Le débat qui a suivi ces présentations a permis de mettre en évidence certaines particularités de ces types de financements. Ainsi, le taux d'intérêt qui se situait en général entre 4 et 7% a vu sa fourchette se réduire à 3 à 7%, suite au lancement du "quantitative easing" de la Banque Centrale Européenne : le prêt obtenu par Deloitte est autour de 3% ; plus récemment, Bel a émis à 2,9% ; en fait, les assureurs souhaitant être rémunérés à hauteur du risque pris, ont tendance à tirer vers le haut le taux de leur rémunération. La notation implicite des emprunteurs concernés se situent entre BBB- et BB+ : en deçà, les candidates sortent du spectre acceptable par le fonds NOVO, et c'est vers les investisseurs spécialisé en "private equity" qu'elles devraient se tourner.

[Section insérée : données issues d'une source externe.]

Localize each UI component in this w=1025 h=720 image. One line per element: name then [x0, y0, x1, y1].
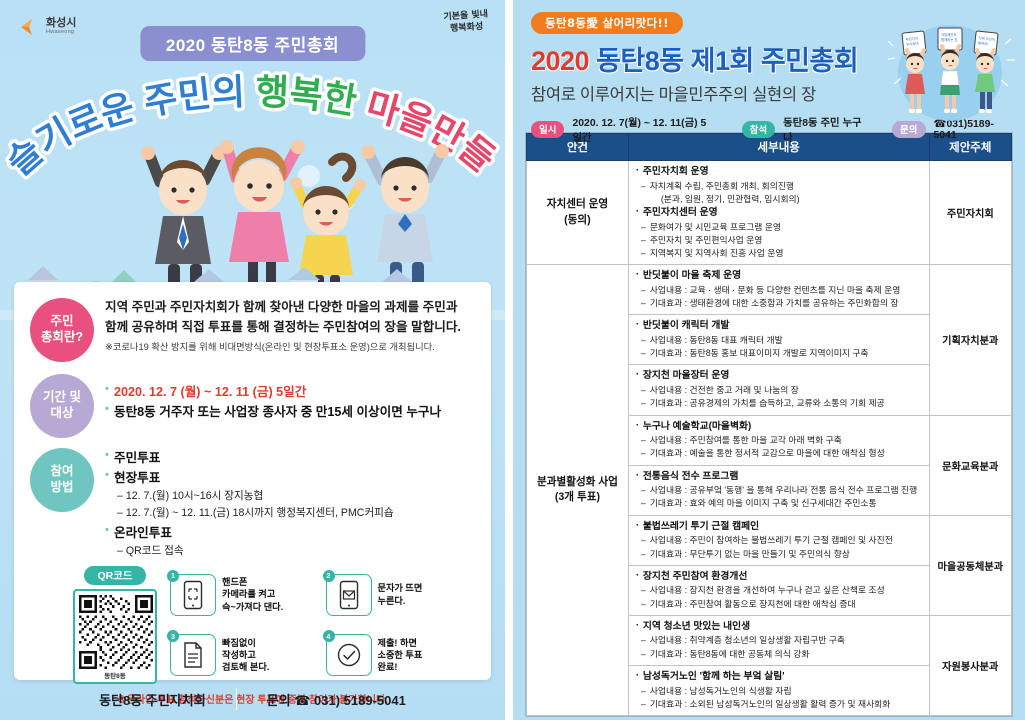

En cas de financement conjoint, la relation entre banquier et assureur peut parfois devenir conflictuelle, en particulier, lorsque la notation implicite établie par l'un et l'autre ne coïncide pas. Lorsque le banquier refuse de communiquer sa notation interne à l'assureur, la manière de résoudre la difficulté est, pour l'assureur, de proposer un prix, et voir comment il est reçu par les autres participants. Un autre moyen, employé récemment, est de convenir que l'assureur bénéficiera "pari passu" des mêmes conditions que celles obtenues par le banquier. Quant à la pérennité du développement des financements "désintermédiés", il est indiqué que ceux-ci ont représenté 38% des montants totaux octroyés en 2013, contre 26% en 2008 : si l'on se réfère à l'exemple des Etats-Unis, ce type de financement a un large avenir.
Enfin, il a été précisé que le fonds NOVO n'octroie en principe que des prêts séniors, même si le fonds a, dans un cas particulier, participé à un  co-financement par prêt mezzanine à taux variable.